Financial exploitation comes in many forms, and older adults are often the victims.
Picture this: An isolated adult’s friendly neighbor offers to help with household chores and bills. She runs errands and does the shopping, perhaps borrowing a credit card to go to the store. She has extra house keys made because it will be helpful in case of an emergency. The neighbor makes sure that bills are paid — but needs access to the checkbook to do it. Meanwhile, the same friendly neighbor is using that “borrowed” credit card to do her own shopping, and writing checks for her dental work and cellphone bill out of the checkbook. She has added her name to bank accounts and even taken the victim to an attorney to draw up new legal documents — documents that will leave a significant inheritance to her, of course.
Romance scams are on the rise, too. Older, lonely or heartbroken adults are common targets. In Florida in 2020, $40.1 million was stolen from victims who fell prey to a crime ring or bad actor posing as a potential suitor. Some people lose their whole life savings in a matter of months.
Myriad other financial crimes are carried out by fraudsters — phony investment scams, phone and gift card scams, lottery scams, Medicare and Social Security scams and more. There’s no limit on how creative those who wish to steal can be.
Financial exploitation by a family member
Sometimes, the exploitation comes from those closest to us.
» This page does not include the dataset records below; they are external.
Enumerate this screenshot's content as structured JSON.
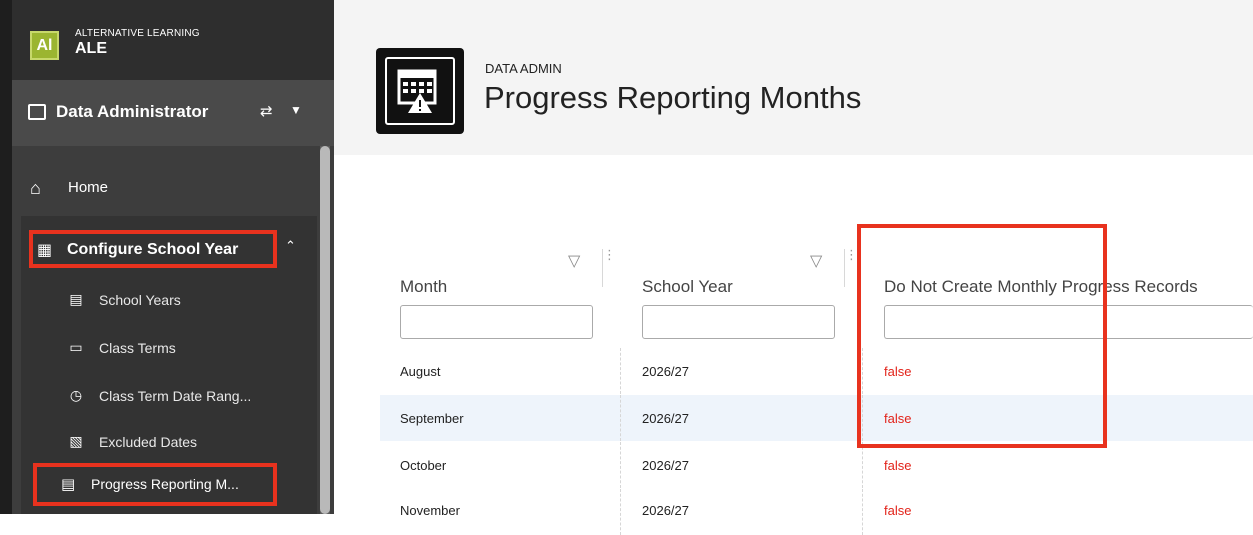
{
  "app": {
    "logo_text": "Al",
    "subtitle": "ALTERNATIVE LEARNING",
    "name": "ALE"
  },
  "role": {
    "label": "Data Administrator"
  },
  "nav": {
    "home": "Home",
    "group": {
      "label": "Configure School Year",
      "expanded": true
    },
    "items": [
      {
        "label": "School Years",
        "icon": "calendar-icon"
      },
      {
        "label": "Class Terms",
        "icon": "monitor-icon"
      },
      {
        "label": "Class Term Date Rang...",
        "icon": "calendar-clock-icon"
      },
      {
        "label": "Excluded Dates",
        "icon": "calendar-x-icon"
      },
      {
        "label": "Progress Reporting M...",
        "icon": "calendar-warning-icon",
        "active": true
      }
    ]
  },
  "page": {
    "kicker": "DATA ADMIN",
    "title": "Progress Reporting Months"
  },
  "grid": {
    "columns": [
      "Month",
      "School Year",
      "Do Not Create Monthly Progress Records"
    ],
    "rows": [
      {
        "month": "August",
        "year": "2026/27",
        "flag": "false"
      },
      {
        "month": "September",
        "year": "2026/27",
        "flag": "false"
      },
      {
        "month": "October",
        "year": "2026/27",
        "flag": "false"
      },
      {
        "month": "November",
        "year": "2026/27",
        "flag": "false"
      }
    ]
  },
  "colors": {
    "accent": "#9bb531",
    "highlight": "#e8321e",
    "false_text": "#e2231a",
    "sidebar": "#3d3d3d"
  }
}
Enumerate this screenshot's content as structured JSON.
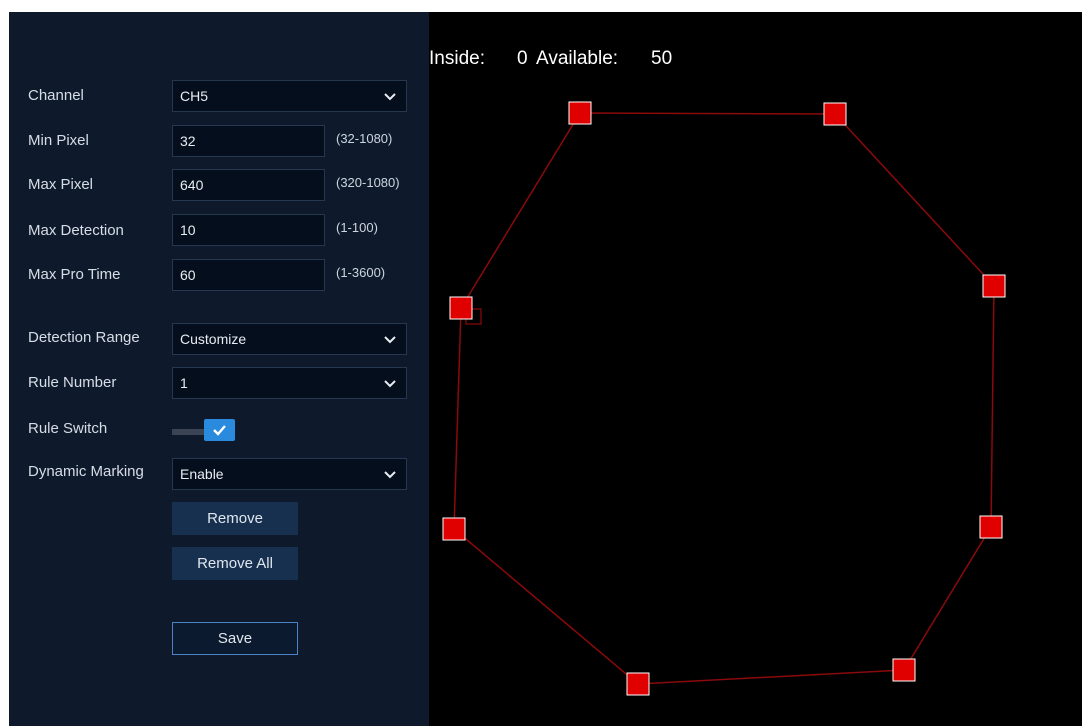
{
  "settings": {
    "channel": {
      "label": "Channel",
      "value": "CH5"
    },
    "min_pixel": {
      "label": "Min Pixel",
      "value": "32",
      "range": "(32-1080)"
    },
    "max_pixel": {
      "label": "Max Pixel",
      "value": "640",
      "range": "(320-1080)"
    },
    "max_detection": {
      "label": "Max Detection",
      "value": "10",
      "range": "(1-100)"
    },
    "max_pro_time": {
      "label": "Max Pro Time",
      "value": "60",
      "range": "(1-3600)"
    },
    "detection_range": {
      "label": "Detection Range",
      "value": "Customize"
    },
    "rule_number": {
      "label": "Rule Number",
      "value": "1"
    },
    "rule_switch": {
      "label": "Rule Switch",
      "enabled": true
    },
    "dynamic_marking": {
      "label": "Dynamic Marking",
      "value": "Enable"
    }
  },
  "buttons": {
    "remove": "Remove",
    "remove_all": "Remove All",
    "save": "Save"
  },
  "status": {
    "inside_label": "Inside:",
    "inside_value": "0",
    "available_label": "Available:",
    "available_value": "50"
  },
  "zone": {
    "color": "#e00000",
    "line_color": "#8b0a0a",
    "vertex_count": 8
  },
  "colors": {
    "panel": "#0e1a2b",
    "accent": "#2a8bde"
  }
}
Family, friends and caregivers are not immune from skimming a little money here or there for their own purchases, using their care partner’s assets irresponsibly, manipulating their estate plan or just brazenly stealing large sums and thinking no one will notice. More often than not, if the victim knows the exploiter, it is a family member.
We’re not talking about small sums of money in most cases. The average amount lost per victim is $34,000. When a person is acting as a fiduciary (this means they use a legal document, like a power of attorney or trust, to access someone’s finances), the number skyrockets to $83,000. The older the victim, the greater the average amount of stolen assets.